Well, it's hard for me to challenge that.
The authors base their analysis on a series of documents they say reveal wide differences between the public and private Ickes. They are fascinated with his relationship with his first wife Anna and it runs throughout the book. Also some incidents Ickes describes about his mother. That he is a complicated and difficult man is without question.
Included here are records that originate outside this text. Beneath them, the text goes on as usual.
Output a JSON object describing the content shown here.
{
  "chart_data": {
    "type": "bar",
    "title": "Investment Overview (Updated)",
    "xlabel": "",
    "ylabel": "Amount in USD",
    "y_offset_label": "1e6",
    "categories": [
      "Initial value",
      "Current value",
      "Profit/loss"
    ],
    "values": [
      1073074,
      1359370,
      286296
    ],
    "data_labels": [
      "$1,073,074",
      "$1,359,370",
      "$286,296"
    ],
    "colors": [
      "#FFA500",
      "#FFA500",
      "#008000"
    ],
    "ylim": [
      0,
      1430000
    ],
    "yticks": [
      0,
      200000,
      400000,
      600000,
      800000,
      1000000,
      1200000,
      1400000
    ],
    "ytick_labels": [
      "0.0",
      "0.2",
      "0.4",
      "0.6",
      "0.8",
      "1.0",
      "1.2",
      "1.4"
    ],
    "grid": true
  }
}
That he should be written about in this way is questionable.
On the other hand, No Sacrifice Too Great, the Lewis Strauss biography by Richard Pfau, an associate professor and dean at the University of Miami, is a straightforward, well-written, well-researched biography of the controversial man who held center stage in the development of U.S. nuclear policy.
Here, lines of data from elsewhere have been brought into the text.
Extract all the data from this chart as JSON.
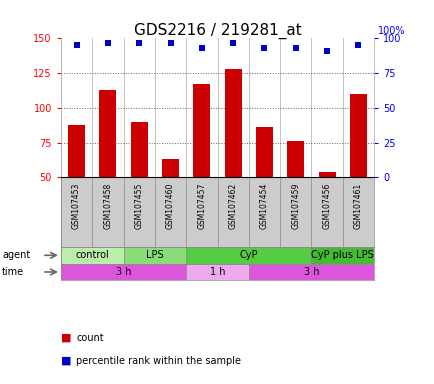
{
  "title": "GDS2216 / 219281_at",
  "samples": [
    "GSM107453",
    "GSM107458",
    "GSM107455",
    "GSM107460",
    "GSM107457",
    "GSM107462",
    "GSM107454",
    "GSM107459",
    "GSM107456",
    "GSM107461"
  ],
  "counts": [
    88,
    113,
    90,
    63,
    117,
    128,
    86,
    76,
    54,
    110
  ],
  "percentile_ranks": [
    95,
    97,
    97,
    97,
    93,
    97,
    93,
    93,
    91,
    95
  ],
  "ylim_left": [
    50,
    150
  ],
  "ylim_right": [
    0,
    100
  ],
  "yticks_left": [
    50,
    75,
    100,
    125,
    150
  ],
  "yticks_right": [
    0,
    25,
    50,
    75,
    100
  ],
  "bar_color": "#cc0000",
  "dot_color": "#0000cc",
  "sample_bg_color": "#cccccc",
  "agent_groups": [
    {
      "label": "control",
      "start": 0,
      "end": 2,
      "color": "#bbeeaa"
    },
    {
      "label": "LPS",
      "start": 2,
      "end": 4,
      "color": "#88dd77"
    },
    {
      "label": "CyP",
      "start": 4,
      "end": 8,
      "color": "#55cc44"
    },
    {
      "label": "CyP plus LPS",
      "start": 8,
      "end": 10,
      "color": "#44bb33"
    }
  ],
  "time_groups": [
    {
      "label": "3 h",
      "start": 0,
      "end": 4,
      "color": "#dd55dd"
    },
    {
      "label": "1 h",
      "start": 4,
      "end": 6,
      "color": "#eeaaee"
    },
    {
      "label": "3 h",
      "start": 6,
      "end": 10,
      "color": "#dd55dd"
    }
  ],
  "background_color": "#ffffff",
  "title_fontsize": 11,
  "bar_fontsize": 5.5,
  "agent_fontsize": 7,
  "time_fontsize": 7,
  "tick_fontsize": 7,
  "legend_fontsize": 7,
  "dotted_lines": [
    75,
    100,
    125
  ]
}
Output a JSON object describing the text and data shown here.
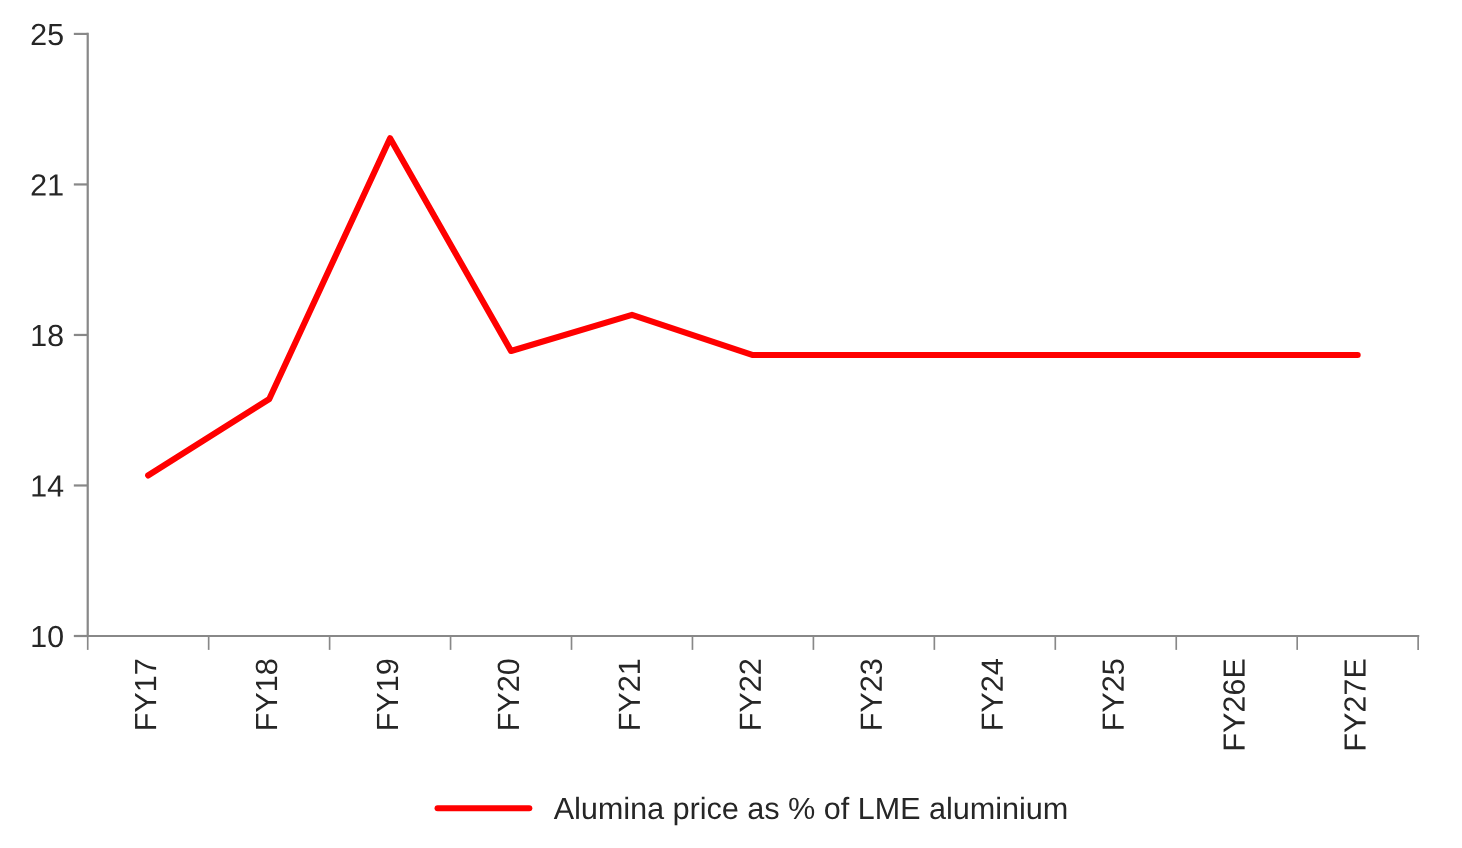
{
  "chart_data": {
    "type": "line",
    "categories": [
      "FY17",
      "FY18",
      "FY19",
      "FY20",
      "FY21",
      "FY22",
      "FY23",
      "FY24",
      "FY25",
      "FY26E",
      "FY27E"
    ],
    "series": [
      {
        "name": "Alumina price as % of LME aluminium",
        "color": "#ff0000",
        "values": [
          14.0,
          15.9,
          22.4,
          17.1,
          18.0,
          17.0,
          17.0,
          17.0,
          17.0,
          17.0,
          17.0
        ]
      }
    ],
    "ylim": [
      10,
      25
    ],
    "yticks": [
      10,
      {
        "value": 13.75,
        "label": "14"
      },
      {
        "value": 17.5,
        "label": "18"
      },
      {
        "value": 21.25,
        "label": "21"
      },
      25
    ],
    "grid": false,
    "legend": "bottom",
    "marker": "none",
    "line_style": "solid"
  }
}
Strauss (pronounced "straws") never had more than a high school education, but as a young man signed on with Herbert Hoover when Hoover was organizing his European relief efforts during World War I. This led to a stint in Europe, a career as an investment banker in which he made a fortune off the 1920s economic boom, a commission as a rear admiral in the Navy and finally, after World War II, a long stint on the Atomic Energy Commission, concluding with a five- year term as chairman.
Strauss was the AEC hardliner who often found himself in a minority of one. Rigidly anti-communist and suspicious of anyone who did not agree with that position, he fought vigorously and successfully inside the government to force development of the hydrogen bomb, the so-called "superbomb." He pushed a program that allowed the United States to detect that the Soviet Union had developed atomic capability.
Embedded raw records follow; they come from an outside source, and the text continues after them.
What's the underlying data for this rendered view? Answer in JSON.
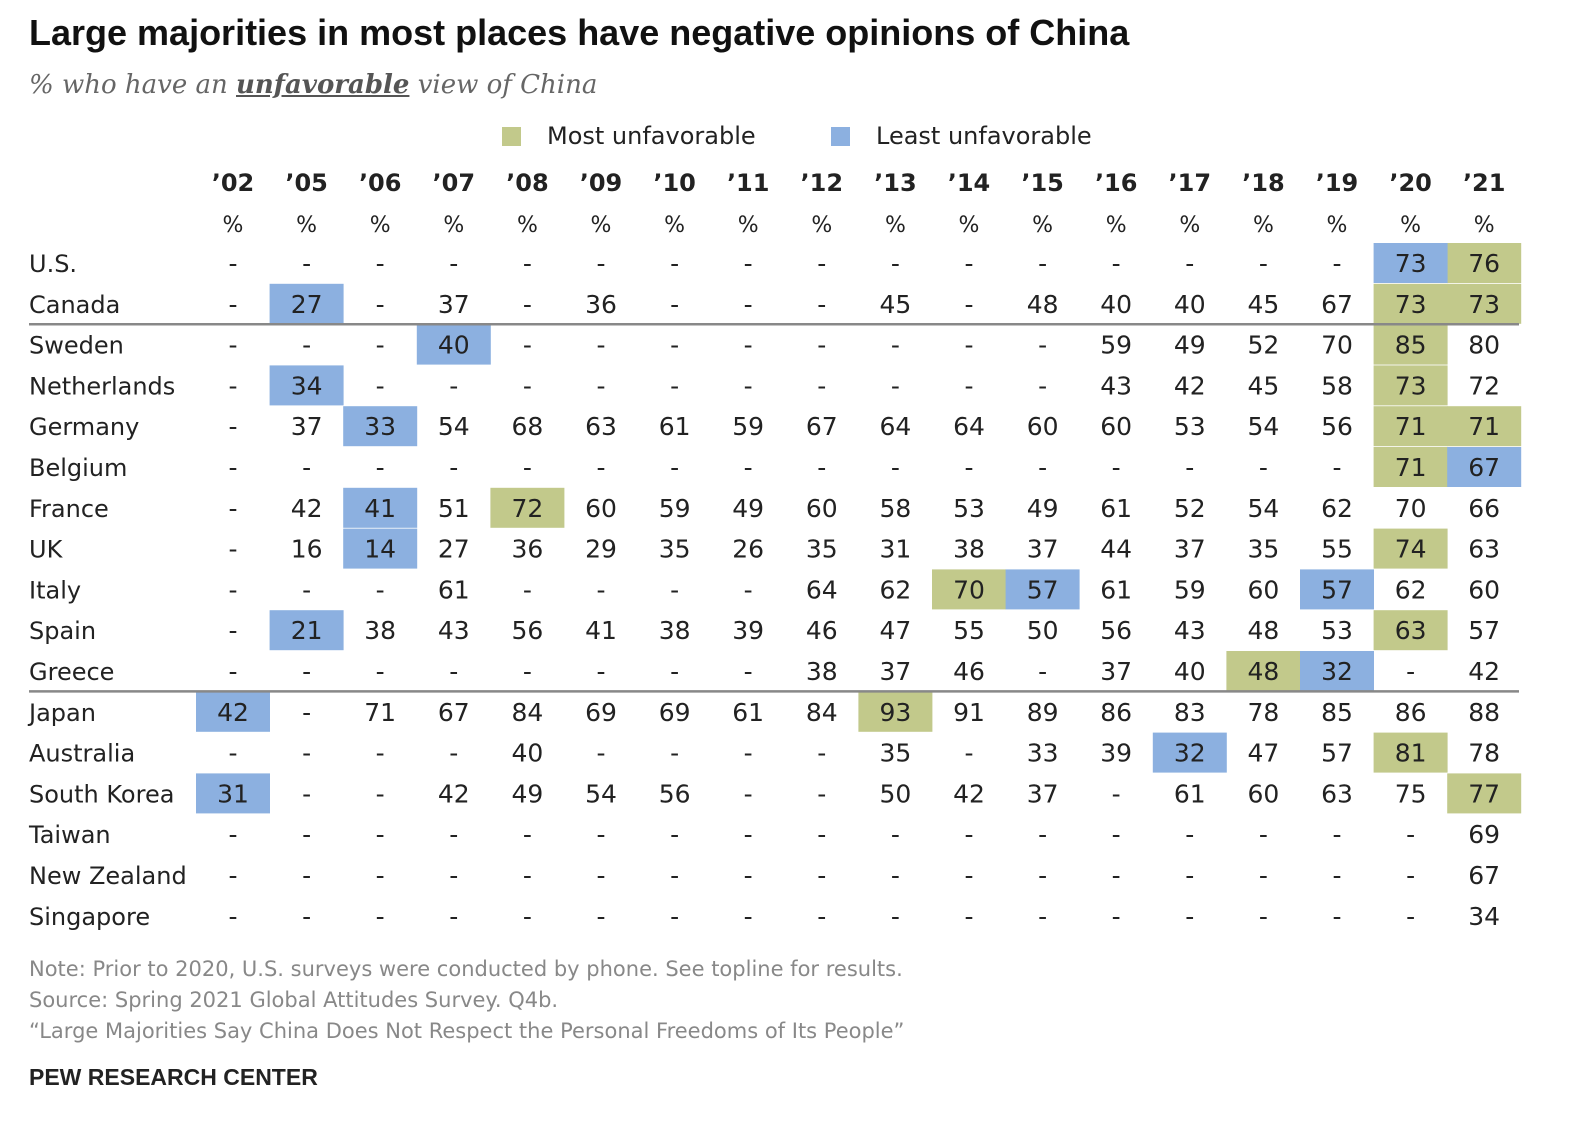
{
  "title": "Large majorities in most places have negative opinions of China",
  "subtitle": {
    "prefix": "% who have an",
    "emphasis": "unfavorable",
    "suffix": "view of China"
  },
  "legend": {
    "most": "Most unfavorable",
    "least": "Least unfavorable"
  },
  "colors": {
    "most": "#c2c98b",
    "least": "#8cb0e0"
  },
  "footer": {
    "note": "Note: Prior to 2020, U.S. surveys were conducted by phone. See topline for results.",
    "source": "Source: Spring 2021 Global Attitudes Survey. Q4b.",
    "report": "“Large Majorities Say China Does Not Respect the Personal Freedoms of Its People”",
    "org": "PEW RESEARCH CENTER"
  },
  "chart_data": {
    "type": "table",
    "title": "Large majorities in most places have negative opinions of China",
    "subtitle": "% who have an unfavorable view of China",
    "years": [
      "’02",
      "’05",
      "’06",
      "’07",
      "’08",
      "’09",
      "’10",
      "’11",
      "’12",
      "’13",
      "’14",
      "’15",
      "’16",
      "’17",
      "’18",
      "’19",
      "’20",
      "’21"
    ],
    "unit": "%",
    "missing": "-",
    "rows": [
      {
        "country": "U.S.",
        "values": [
          null,
          null,
          null,
          null,
          null,
          null,
          null,
          null,
          null,
          null,
          null,
          null,
          null,
          null,
          null,
          null,
          73,
          76
        ],
        "most": [
          17
        ],
        "least": [
          16
        ]
      },
      {
        "country": "Canada",
        "values": [
          null,
          27,
          null,
          37,
          null,
          36,
          null,
          null,
          null,
          45,
          null,
          48,
          40,
          40,
          45,
          67,
          73,
          73
        ],
        "most": [
          16,
          17
        ],
        "least": [
          1
        ]
      },
      {
        "country": "Sweden",
        "values": [
          null,
          null,
          null,
          40,
          null,
          null,
          null,
          null,
          null,
          null,
          null,
          null,
          59,
          49,
          52,
          70,
          85,
          80
        ],
        "most": [
          16
        ],
        "least": [
          3
        ]
      },
      {
        "country": "Netherlands",
        "values": [
          null,
          34,
          null,
          null,
          null,
          null,
          null,
          null,
          null,
          null,
          null,
          null,
          43,
          42,
          45,
          58,
          73,
          72
        ],
        "most": [
          16
        ],
        "least": [
          1
        ]
      },
      {
        "country": "Germany",
        "values": [
          null,
          37,
          33,
          54,
          68,
          63,
          61,
          59,
          67,
          64,
          64,
          60,
          60,
          53,
          54,
          56,
          71,
          71
        ],
        "most": [
          16,
          17
        ],
        "least": [
          2
        ]
      },
      {
        "country": "Belgium",
        "values": [
          null,
          null,
          null,
          null,
          null,
          null,
          null,
          null,
          null,
          null,
          null,
          null,
          null,
          null,
          null,
          null,
          71,
          67
        ],
        "most": [
          16
        ],
        "least": [
          17
        ]
      },
      {
        "country": "France",
        "values": [
          null,
          42,
          41,
          51,
          72,
          60,
          59,
          49,
          60,
          58,
          53,
          49,
          61,
          52,
          54,
          62,
          70,
          66
        ],
        "most": [
          4
        ],
        "least": [
          2
        ]
      },
      {
        "country": "UK",
        "values": [
          null,
          16,
          14,
          27,
          36,
          29,
          35,
          26,
          35,
          31,
          38,
          37,
          44,
          37,
          35,
          55,
          74,
          63
        ],
        "most": [
          16
        ],
        "least": [
          2
        ]
      },
      {
        "country": "Italy",
        "values": [
          null,
          null,
          null,
          61,
          null,
          null,
          null,
          null,
          64,
          62,
          70,
          57,
          61,
          59,
          60,
          57,
          62,
          60
        ],
        "most": [
          10
        ],
        "least": [
          11,
          15
        ]
      },
      {
        "country": "Spain",
        "values": [
          null,
          21,
          38,
          43,
          56,
          41,
          38,
          39,
          46,
          47,
          55,
          50,
          56,
          43,
          48,
          53,
          63,
          57
        ],
        "most": [
          16
        ],
        "least": [
          1
        ]
      },
      {
        "country": "Greece",
        "values": [
          null,
          null,
          null,
          null,
          null,
          null,
          null,
          null,
          38,
          37,
          46,
          null,
          37,
          40,
          48,
          32,
          null,
          42
        ],
        "most": [
          14
        ],
        "least": [
          15
        ]
      },
      {
        "country": "Japan",
        "values": [
          42,
          null,
          71,
          67,
          84,
          69,
          69,
          61,
          84,
          93,
          91,
          89,
          86,
          83,
          78,
          85,
          86,
          88
        ],
        "most": [
          9
        ],
        "least": [
          0
        ]
      },
      {
        "country": "Australia",
        "values": [
          null,
          null,
          null,
          null,
          40,
          null,
          null,
          null,
          null,
          35,
          null,
          33,
          39,
          32,
          47,
          57,
          81,
          78
        ],
        "most": [
          16
        ],
        "least": [
          13
        ]
      },
      {
        "country": "South Korea",
        "values": [
          31,
          null,
          null,
          42,
          49,
          54,
          56,
          null,
          null,
          50,
          42,
          37,
          null,
          61,
          60,
          63,
          75,
          77
        ],
        "most": [
          17
        ],
        "least": [
          0
        ]
      },
      {
        "country": "Taiwan",
        "values": [
          null,
          null,
          null,
          null,
          null,
          null,
          null,
          null,
          null,
          null,
          null,
          null,
          null,
          null,
          null,
          null,
          null,
          69
        ],
        "most": [],
        "least": []
      },
      {
        "country": "New Zealand",
        "values": [
          null,
          null,
          null,
          null,
          null,
          null,
          null,
          null,
          null,
          null,
          null,
          null,
          null,
          null,
          null,
          null,
          null,
          67
        ],
        "most": [],
        "least": []
      },
      {
        "country": "Singapore",
        "values": [
          null,
          null,
          null,
          null,
          null,
          null,
          null,
          null,
          null,
          null,
          null,
          null,
          null,
          null,
          null,
          null,
          null,
          34
        ],
        "most": [],
        "least": []
      }
    ],
    "group_dividers_after_rows": [
      1,
      10
    ]
  }
}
And throughout his career at the AEC, he was at war with Oppenheimer, whom he believed was an agent of the Russians. In his pursuit of Oppenheimer, he employed the use of the FBI, put the Princeton physicist under full surveillance and tapped his telephone. Eventually he broke Oppenheimer -- and paid dearly for it.
Uncompromising, arrogant, totally self- confident, Strauss was done in by his own hubris when Eisenhower tried to make him secretary of commerce as the crowning achievement of his career. Caught in a lie in his confirmation hearings and the victim of a partisan power play, Strauss was rejected by the Senate in June 1959 by three votes.
"Under the pressure of an inquisition which resembled the review of Oppenheimer's behavior five years before, Strauss failed to demonstrate convincingly those two attributes that so admirably suited him to be secretary of commerce -- his character and integrity," Pfau writes. Then quoting Strauss' brother, he adds, "He never got over it."